DURHAM, N.C. - After investigating his options with his trademark intensity, Sen. Edward M. Kennedy underwent 31/2 hours of risky and exquisitely delicate surgery yesterday to cut out as much of his cancerous brain tumor as possible.
"I feel like a million bucks. I think I'll do that again tomorrow," the 76-year-old Massachusetts Democrat was quoted by a family spokeswoman as telling his wife immediately afterward.
Dr. Allan Friedman, who performed the surgery at Duke University Medical Center, pronounced the operation a success and said it "accomplished our goals." Up next: chemotherapy and radiation, aimed at shrinking whatever is left of the tumor.
"The main goal is to remove as much of the tumor as possible to give any other therapy that we do a better chance of working," said Dr. John Sampson, associate deputy director of Duke's brain-tumor center.
Kennedy was diagnosed last month with a malignant glioma, an often-lethal type of brain tumor discovered in about 9,000 Americans a year. Details about Kennedy's exact type of tumor have not been disclosed, but some cancer specialists said it might be a glioblastoma multiforme, an especially deadly and tough-to-remove type, because other kinds are more common in younger people.

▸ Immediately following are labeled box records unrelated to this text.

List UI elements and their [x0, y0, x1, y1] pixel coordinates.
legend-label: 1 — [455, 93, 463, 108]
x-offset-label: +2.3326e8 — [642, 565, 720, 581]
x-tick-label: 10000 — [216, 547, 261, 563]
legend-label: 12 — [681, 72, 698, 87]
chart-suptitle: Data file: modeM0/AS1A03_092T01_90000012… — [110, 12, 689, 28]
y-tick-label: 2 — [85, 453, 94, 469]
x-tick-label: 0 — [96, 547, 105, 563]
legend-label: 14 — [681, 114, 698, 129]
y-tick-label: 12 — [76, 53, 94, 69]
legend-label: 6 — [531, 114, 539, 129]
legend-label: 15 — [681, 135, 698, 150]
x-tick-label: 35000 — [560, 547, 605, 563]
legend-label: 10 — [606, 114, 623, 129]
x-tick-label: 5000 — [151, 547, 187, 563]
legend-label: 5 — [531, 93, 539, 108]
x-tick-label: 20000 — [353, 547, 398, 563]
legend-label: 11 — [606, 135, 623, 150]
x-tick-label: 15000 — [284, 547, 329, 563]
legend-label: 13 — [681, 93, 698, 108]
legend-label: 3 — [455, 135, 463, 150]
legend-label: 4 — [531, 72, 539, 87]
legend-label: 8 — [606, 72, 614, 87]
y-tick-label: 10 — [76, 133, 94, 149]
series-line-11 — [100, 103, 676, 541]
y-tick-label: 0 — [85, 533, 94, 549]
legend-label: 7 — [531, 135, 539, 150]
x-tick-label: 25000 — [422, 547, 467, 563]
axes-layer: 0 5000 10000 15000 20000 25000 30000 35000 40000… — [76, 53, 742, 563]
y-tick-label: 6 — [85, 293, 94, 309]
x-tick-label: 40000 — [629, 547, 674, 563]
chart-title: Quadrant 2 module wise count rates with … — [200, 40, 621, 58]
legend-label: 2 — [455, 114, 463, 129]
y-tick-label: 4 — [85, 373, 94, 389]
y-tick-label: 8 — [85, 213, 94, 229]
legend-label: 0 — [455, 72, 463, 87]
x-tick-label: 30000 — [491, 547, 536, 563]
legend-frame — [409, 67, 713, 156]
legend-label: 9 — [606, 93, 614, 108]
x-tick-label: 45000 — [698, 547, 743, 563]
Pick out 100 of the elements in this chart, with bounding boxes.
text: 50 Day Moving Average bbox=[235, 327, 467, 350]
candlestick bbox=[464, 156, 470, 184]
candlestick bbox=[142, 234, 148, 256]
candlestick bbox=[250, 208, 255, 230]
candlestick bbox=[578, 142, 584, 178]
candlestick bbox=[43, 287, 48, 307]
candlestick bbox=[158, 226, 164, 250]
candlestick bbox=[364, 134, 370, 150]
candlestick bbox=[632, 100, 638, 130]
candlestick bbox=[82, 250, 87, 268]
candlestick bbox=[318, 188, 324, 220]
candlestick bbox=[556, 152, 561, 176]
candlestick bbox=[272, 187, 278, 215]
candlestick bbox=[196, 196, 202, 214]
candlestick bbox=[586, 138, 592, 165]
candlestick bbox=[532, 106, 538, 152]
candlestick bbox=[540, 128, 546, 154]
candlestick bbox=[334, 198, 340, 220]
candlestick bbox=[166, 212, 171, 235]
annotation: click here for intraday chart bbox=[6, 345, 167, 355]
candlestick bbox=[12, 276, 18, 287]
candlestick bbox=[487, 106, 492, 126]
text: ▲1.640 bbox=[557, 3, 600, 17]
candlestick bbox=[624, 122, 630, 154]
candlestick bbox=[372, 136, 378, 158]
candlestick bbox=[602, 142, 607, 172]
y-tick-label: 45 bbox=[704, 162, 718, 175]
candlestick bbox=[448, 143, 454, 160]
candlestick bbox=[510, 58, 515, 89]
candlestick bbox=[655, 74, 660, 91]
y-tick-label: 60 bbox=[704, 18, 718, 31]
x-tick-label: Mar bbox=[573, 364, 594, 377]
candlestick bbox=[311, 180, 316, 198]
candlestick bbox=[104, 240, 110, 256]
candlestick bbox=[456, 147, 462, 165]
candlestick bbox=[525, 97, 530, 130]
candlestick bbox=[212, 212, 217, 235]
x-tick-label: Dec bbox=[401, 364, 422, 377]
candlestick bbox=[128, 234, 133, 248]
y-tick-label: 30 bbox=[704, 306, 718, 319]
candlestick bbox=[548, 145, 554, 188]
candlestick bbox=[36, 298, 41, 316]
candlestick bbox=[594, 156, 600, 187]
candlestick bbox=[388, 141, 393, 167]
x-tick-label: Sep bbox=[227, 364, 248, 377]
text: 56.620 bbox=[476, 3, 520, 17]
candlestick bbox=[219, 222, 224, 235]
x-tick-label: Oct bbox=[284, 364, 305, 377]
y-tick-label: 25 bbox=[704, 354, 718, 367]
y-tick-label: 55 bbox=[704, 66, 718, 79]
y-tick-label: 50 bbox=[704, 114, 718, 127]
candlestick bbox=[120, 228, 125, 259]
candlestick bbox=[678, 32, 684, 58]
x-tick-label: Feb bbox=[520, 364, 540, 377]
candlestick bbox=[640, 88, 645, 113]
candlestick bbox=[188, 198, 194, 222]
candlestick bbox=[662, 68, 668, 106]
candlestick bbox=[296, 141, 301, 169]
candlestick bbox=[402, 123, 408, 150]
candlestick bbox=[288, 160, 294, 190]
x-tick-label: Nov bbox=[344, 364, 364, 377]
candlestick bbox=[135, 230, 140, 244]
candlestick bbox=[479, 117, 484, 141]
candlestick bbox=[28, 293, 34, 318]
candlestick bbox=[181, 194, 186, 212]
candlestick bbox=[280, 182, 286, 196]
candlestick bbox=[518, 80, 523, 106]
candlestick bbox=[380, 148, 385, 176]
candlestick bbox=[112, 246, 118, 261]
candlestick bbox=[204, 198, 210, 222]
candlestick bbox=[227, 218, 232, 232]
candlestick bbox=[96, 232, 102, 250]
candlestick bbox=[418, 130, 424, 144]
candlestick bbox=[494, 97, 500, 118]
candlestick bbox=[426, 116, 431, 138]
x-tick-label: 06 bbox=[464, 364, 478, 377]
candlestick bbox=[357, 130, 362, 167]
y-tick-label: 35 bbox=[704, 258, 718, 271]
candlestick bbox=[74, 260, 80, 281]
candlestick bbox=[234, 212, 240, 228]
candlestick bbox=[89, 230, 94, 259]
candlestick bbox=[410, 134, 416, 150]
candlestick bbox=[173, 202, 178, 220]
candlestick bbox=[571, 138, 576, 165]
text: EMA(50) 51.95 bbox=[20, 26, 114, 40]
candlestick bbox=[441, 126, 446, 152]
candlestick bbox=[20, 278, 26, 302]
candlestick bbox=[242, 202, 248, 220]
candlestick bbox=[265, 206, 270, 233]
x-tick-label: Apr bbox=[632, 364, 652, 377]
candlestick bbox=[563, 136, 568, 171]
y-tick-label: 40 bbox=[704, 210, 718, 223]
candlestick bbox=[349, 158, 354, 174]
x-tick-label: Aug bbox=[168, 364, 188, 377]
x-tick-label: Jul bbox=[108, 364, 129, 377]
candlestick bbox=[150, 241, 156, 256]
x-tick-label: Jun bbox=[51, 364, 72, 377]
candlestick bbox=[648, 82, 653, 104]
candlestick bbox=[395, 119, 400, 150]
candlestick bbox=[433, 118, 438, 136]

Cutting a tumor down to size, or "debulking" it, is extremely delicate because of the risk of harming healthy brain tissue that governs movement and speech. But Friedman, who is the top neurosurgeon at Duke and an internationally known tumor surgeon, said Kennedy should not experience any permanent neurological effects.
Doctors said Kennedy was awake for much of the surgery, which begins with opening the scalp and removing a piece of the skull. Sometimes, to avoid damaging areas that control speech, surgeons use a probe to stimulate parts of the brain, then hold a conversation with the patient.
In the following days, Kennedy will probably receive drugs to prevent brain swelling and seizures, which are possible complications of the surgery. The senator will also be closely watched for bleeding and blood clots. He is expected to return to Boston in about a week.
"After a brief recuperation, he will begin targeted radiation at Massachusetts General Hospital and chemotherapy," Friedman said.
The outlook for patients with malignant gliomas is poor. Surgery is rarely a cure but is considered the best option for extending life.
Rep. William Delahunt (D., Mass.), a longtime friend, said Kennedy threw himself into helping find treatment options in much the same way he searched for cures when son Edward Jr. faced bone cancer at age 12 and daughter Kara had lung cancer five years ago.
He went so far as to pull Kara out of Johns Hopkins and took her to a Boston hospital when he was not satisfied with her treatment. In his own case, he met on Friday with family and doctors at Mass General and decided then to head to Duke for treatment.
Typical radiation treatment is five days a week for a month, using 3-D imaging techniques that narrowly deliver the beams to the tumor, affecting as little surrounding tissue as possible.